Par Arnaud Bouvier
Dans l'immense majorité des facultés de psychologie, des approches "non recommandées" par la Haute autorité de santé (HAS) "sont encore enseignées" dans la prise en charge des enfants autistes, déplorent un collectif associatif et une dizaine de scientifiques, dans un récent appel adressé au gouvernement pour que ces formations ne bénéficient plus de financements publics.
Des effets désastreux
Ces méthodes ont des "effets désastreux" pour les enfants autistes, affirment les signataires : "au mieux un retard de diagnostic" et des "interventions inadaptées", au pire "une perte de chance". Dans l'optique psychanalytique, "l'autisme est vu comme un trouble qui se développerait après la naissance à cause d'une mauvaise interaction entre l'enfant et sa mère.
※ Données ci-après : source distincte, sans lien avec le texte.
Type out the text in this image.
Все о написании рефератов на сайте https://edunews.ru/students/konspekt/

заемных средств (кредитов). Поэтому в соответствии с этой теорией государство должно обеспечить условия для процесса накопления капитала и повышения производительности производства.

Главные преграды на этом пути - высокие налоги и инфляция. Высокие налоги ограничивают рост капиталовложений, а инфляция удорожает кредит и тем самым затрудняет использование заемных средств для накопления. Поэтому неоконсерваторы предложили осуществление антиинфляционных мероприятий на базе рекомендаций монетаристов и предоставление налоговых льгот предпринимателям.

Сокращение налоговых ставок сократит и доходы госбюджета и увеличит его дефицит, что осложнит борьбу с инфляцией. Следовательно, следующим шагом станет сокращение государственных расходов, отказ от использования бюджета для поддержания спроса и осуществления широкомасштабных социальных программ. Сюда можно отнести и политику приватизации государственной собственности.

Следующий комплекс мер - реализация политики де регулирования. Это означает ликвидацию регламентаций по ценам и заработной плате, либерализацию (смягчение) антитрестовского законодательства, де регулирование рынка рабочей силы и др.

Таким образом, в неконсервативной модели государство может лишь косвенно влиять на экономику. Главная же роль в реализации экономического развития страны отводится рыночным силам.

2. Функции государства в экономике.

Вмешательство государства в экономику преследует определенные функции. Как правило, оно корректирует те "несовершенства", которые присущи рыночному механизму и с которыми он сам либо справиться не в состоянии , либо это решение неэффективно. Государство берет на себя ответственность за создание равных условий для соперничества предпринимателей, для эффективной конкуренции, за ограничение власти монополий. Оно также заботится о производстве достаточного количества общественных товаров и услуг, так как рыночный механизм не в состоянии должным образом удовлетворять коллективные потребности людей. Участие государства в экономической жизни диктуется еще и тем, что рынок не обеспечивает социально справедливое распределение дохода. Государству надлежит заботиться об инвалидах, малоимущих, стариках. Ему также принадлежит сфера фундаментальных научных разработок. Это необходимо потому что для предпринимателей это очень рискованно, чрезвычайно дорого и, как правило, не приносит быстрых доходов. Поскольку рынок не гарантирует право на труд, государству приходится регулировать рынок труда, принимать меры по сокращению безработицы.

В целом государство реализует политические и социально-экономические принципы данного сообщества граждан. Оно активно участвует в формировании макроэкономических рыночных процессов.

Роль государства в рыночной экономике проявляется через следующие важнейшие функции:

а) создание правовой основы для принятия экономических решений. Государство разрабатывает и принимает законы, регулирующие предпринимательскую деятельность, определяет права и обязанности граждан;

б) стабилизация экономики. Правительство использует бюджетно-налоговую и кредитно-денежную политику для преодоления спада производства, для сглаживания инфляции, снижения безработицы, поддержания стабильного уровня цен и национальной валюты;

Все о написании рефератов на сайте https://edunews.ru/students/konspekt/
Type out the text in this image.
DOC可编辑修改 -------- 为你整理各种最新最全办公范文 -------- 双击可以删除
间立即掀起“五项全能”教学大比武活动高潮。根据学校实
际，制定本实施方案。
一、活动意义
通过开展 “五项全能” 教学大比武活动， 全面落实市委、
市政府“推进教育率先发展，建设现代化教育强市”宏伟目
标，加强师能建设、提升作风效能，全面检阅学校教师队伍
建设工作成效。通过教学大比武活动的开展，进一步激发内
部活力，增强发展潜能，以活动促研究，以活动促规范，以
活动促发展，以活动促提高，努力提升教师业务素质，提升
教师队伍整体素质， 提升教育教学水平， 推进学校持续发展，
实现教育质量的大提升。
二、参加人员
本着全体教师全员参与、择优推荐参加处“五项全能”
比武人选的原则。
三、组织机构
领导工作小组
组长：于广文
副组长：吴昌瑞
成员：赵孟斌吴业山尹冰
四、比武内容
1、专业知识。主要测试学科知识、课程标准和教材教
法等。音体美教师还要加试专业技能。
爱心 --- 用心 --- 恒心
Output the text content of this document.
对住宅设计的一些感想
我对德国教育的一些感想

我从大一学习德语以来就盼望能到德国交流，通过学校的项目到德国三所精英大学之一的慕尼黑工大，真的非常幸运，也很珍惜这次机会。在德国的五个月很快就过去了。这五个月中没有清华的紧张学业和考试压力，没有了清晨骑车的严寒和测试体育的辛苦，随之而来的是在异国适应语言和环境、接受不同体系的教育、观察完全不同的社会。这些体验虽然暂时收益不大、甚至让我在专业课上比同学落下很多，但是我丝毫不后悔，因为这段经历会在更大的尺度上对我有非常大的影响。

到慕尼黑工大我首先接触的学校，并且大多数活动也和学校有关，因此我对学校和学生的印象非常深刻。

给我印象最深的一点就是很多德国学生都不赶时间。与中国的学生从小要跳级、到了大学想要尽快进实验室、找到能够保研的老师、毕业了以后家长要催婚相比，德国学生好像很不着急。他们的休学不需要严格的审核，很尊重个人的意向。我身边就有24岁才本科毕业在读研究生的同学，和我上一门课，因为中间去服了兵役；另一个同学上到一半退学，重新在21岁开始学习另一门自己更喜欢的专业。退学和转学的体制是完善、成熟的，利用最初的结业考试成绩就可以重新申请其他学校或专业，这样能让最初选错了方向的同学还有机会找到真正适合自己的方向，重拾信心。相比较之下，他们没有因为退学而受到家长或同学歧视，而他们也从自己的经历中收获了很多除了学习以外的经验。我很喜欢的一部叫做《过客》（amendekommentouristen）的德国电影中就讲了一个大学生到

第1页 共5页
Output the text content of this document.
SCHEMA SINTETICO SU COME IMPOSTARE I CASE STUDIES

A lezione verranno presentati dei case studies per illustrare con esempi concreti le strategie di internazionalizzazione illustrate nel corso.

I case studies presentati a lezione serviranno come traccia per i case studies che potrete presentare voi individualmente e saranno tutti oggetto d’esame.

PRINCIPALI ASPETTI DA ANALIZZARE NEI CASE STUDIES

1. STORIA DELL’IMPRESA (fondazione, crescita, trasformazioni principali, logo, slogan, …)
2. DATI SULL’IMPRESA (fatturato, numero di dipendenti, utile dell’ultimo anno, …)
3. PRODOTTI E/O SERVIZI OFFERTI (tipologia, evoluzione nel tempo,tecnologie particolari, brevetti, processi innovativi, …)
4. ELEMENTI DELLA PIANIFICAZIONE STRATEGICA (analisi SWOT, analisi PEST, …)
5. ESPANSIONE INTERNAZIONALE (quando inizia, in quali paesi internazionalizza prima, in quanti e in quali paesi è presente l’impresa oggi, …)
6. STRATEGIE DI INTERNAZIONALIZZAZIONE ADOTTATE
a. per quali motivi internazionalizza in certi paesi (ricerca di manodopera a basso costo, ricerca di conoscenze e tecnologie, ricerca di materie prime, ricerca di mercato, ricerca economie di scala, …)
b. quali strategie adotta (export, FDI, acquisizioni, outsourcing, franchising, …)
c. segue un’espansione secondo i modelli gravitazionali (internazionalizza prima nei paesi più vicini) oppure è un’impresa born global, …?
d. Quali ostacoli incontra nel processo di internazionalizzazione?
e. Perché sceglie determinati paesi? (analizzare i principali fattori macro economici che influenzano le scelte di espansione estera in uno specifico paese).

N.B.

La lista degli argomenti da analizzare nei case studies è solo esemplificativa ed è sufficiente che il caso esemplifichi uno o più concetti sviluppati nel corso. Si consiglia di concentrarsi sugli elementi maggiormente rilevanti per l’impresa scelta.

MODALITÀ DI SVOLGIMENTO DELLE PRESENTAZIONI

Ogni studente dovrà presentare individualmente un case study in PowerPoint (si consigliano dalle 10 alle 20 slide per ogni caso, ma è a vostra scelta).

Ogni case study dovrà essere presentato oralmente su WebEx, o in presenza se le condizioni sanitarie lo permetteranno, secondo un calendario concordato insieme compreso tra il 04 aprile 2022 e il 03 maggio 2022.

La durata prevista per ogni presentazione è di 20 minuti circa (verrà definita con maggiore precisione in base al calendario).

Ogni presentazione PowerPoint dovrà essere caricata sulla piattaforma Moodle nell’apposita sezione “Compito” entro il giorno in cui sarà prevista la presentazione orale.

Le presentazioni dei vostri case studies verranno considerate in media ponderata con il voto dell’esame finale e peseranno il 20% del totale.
Or on sait depuis les années 1970 que c'est faux", s'indigne Magali Pignard, membre de l'association Paari qui regroupe des personnes autistes et a signé l'appel adressé au gouvernement fin 2021. Dans les centres médico-psychologiques, des psys "enfermés dans cette logique", selon elle, ne font pas bénéficier les enfants des thérapies susceptibles de les faire progresser, comme les méthodes comportementales.
Une mère trop fusionnelle
Karine, 35 ans, a vécu cette expérience avec son fils Valentin, avant qu'il ne soit diagnostiqué autiste. Alertée par le comportement déroutant de l'enfant, elle a d'abord été orientée vers un centre d'action médico-sociale précoce (CAMSP), où les professionnels lui ont expliqué que son enfant "n'avait pas de problème" et qu'elle était "trop fusionnelle" avec lui. "On m'a culpabilisée, et on a tenté de contraindre mon fils à rester assis sans bouger, ce dont il était incapable", accuse Karine, "en colère" face à cette "maltraitance". Lorsque les parents désemparés cherchent un psychiatre à même de soigner leur enfant, "c'est la loterie", se désole Florent Chapel, père d'un enfant autiste et co-créateur de la ligne d'écoute "Autisme info service".
"On enseigne encore n'importe quoi"
Car à certains futurs psychologues ou psychiatres, "on enseigne encore n'importe quoi", s'emporte ce militant, qui recense sur le site de son association "uniquement des ressources validées", conformes aux recommandations de la HAS. Même certains étudiants en psychologie s'étonnent de la persistance de ces approches dans leur cursus. "Ils se rendent compte, parfois tardivement, que ce qu'on leur a enseigné n'est pas adapté", souligne Emilie Voisin, elle-même étudiante en cinquième année de psycho et présidente de l'association APSU qui promeut un enseignement de cette discipline "basé sur des preuves scientifiques". Dans ce domaine, "on note des évolutions favorables, mais il reste des résistances, c'est indéniable", convient Claire Compagnon, la déléguée interministérielle chargée de la stratégie autisme.
Un mauvais procès ?
Les pouvoirs publics doivent composer avec le nécessaire respect de "l'indépendance des universités sur les contenus pédagogiques", souligne cette responsable, dont les services s'efforcent pour autant de "labelliser les bons diplômes", et peuvent à l'inverse "décertifier" ceux qui ne sont pas conformes. Les partisans de l'approche psychanalytique de l'autisme, de leur côté, se défendent en soulignant ne pas prétendre "soigner les causes" de ce trouble. "Les psychanalystes de 2021 ont totalement abandonné l'idée que les parents seraient coupables de l'autisme de leur enfant. On nous fait un mauvais procès!", affirme le Pr Bernard Golse, pédopsychiatre et psychanalyste, et président de l'association Cippa qui regroupe des praticiens partisans de cette approche.
La France à la traîne
"La HAS n'a pas dit que la psychanalyse en matière d'autisme n'était 'pas recommandée', mais 'non consensuelle', c'est différent", précise ce spécialiste, pour qui la méthode analytique peut être utile en complément d'autres thérapies, car elle peut aider à "assouplir les mécanismes de défense" que les enfants autistes mettent en place contre des "angoisses très précoces et très intenses", lesquelles "entravent leur développement cognitif". La controverse reste toutefois vive au sein du monde médical. Pour la pédopsychiatre Catherine Barthélémy, directrice du Groupement d'intérêt scientifique "autisme et troubles du neuro-développement", "la France est à la traîne" dans ce domaine et l'"obstination" de certains praticiens en faveur de la psychanalyse est "incompréhensible".